Rothemund's "scaffolded origami" involves folding long, single strands of DNA into arbitrary two-dimensional shapes using a raster fill technique. DNA "helper" strands fold the scaffold into the proper formation. Design and synthesis are so simple that even a high school student could do it, he said, but that doesn't mean some automated CAD tools aren't needed.
"In making these shapes, I did a lot of things manually," Rothemund said. "I used the computer as glorified graph paper and determined the architecture of the design by hand." There's a lot of room for optimization in the design of DNA sequences, he noted.
The potential benefits of DNA self-assembly were further demonstrated in a paper presented by Chris Dwyer, assistant professor of electrical and computer engineering at Duke University. His work involves shaping DNA strands into self-assembled grids that could potentially produce patterns relevant to logic circuitry.
Dwyer's price is hard to beat. His paper said he was able to generate 1012 to 1014 structures for a materials cost of $40, with approximately 60 percent yield. This can be done in a 60-microliter reaction volume. "The technology is here, and it's time to start thinking about architectures and systems," Dwyer said.
His research group currently has tools for cluster-based sequence optimization, layout and assembly. Dwyer's "wish list" includes yield-aware design optimization, refined device models and better, automated full-custom layout.
CAD for lab-on-a-chip
One of the most futuristic nanodevices is the biofluidic microchip, which includes lab-on-a-chip devices that can take a fluid sample and run a biochemical analysis. Portable analysis is the driving need, said Tamal Mukherjee, professor of electrical and computer engineering at Carnegie Mellon University.

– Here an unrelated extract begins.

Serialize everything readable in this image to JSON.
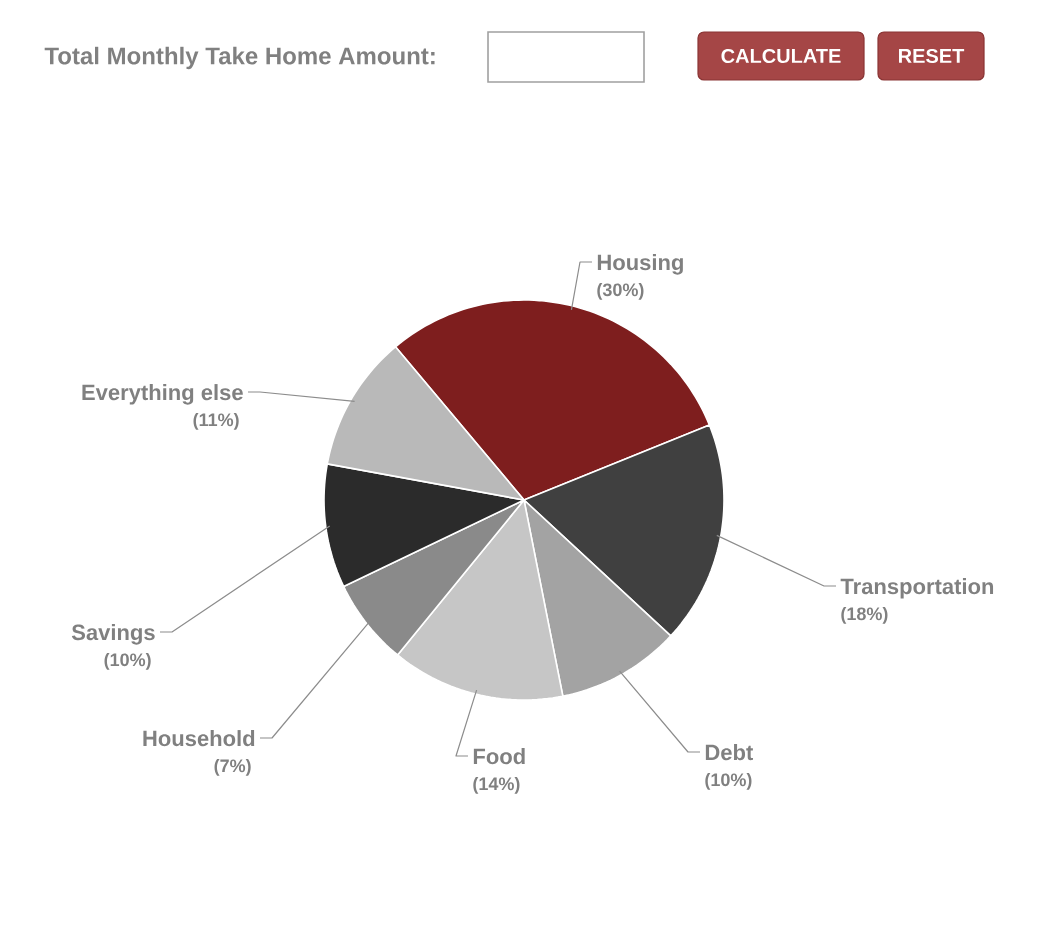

"We eventually want to get to something like Mr. Spock and his tricorder," he said. With a lab-on-chip, Mukherjee noted, a user might be able to identify the virus that's making a child sick, transmit the DNA sequence to a pharmacy and get the correct treatment right away.
Some lab-on-chip devices transfer droplets using electrical fields. Others use pressure or voltage to move fluids through channels. Subsystems handle functions such as injection, mixing, separation and reaction. But it's a lot like system-on-chip design, Mukherjee said, in that it involves a limited set of library elements that are replicated many times.
Lab-on-chip designers must size microfluidic channels and determine electrokinetic drive voltages. The designers perform simulation, optimization, placement and routing. Mukherjee described a hierarchical decomposition approach that uses "Spice-like" code to assemble the design. It uses a library of parameterized models for wells, mixers, reactors, injectors, separators and splitters.
In addition to simulation and optimization, these models can be used to perform physical synthesis. Properties and constraints are used to floor-plan subsystems, determine placement of components such as wells and route subsystems to wells.
"We're focused at the circuit level," Mukherjee said. "We still haven't addressed architecture or protocol optimization."
Small world after all
From a CAD perspective, said Seth Goldstein, associate professor of electrical and computer engineering at Carnegie Mellon University, it's not so much the technology that's important it's the revolution in system design made possible by the availability of massive numbers of nanoscale devices.
Because we'll have so many devices, Goldstein said, it's inevitable that reconfigurable computing will be needed to speed time-to-market and reduce manufacturing costs. Asynchronous architectures will reduce power, solve timing problems and aid defect tolerance. Spatial computing, which optimizes for wires at the expense of using more computational nodes, will reduce power and wire delay.
This scenario calls for significant new EDA developments, including very high-level synthesis and tools that can handle asynchronous design. "There's no reason at all that humans should be involved in the verification process from models on down," Goldstein said.
Such statements make it clear that the real design challenge for nanotechnology is not RLC modeling for carbon nanotubes, but figuring out how to take billions of devices and build something useful quickly.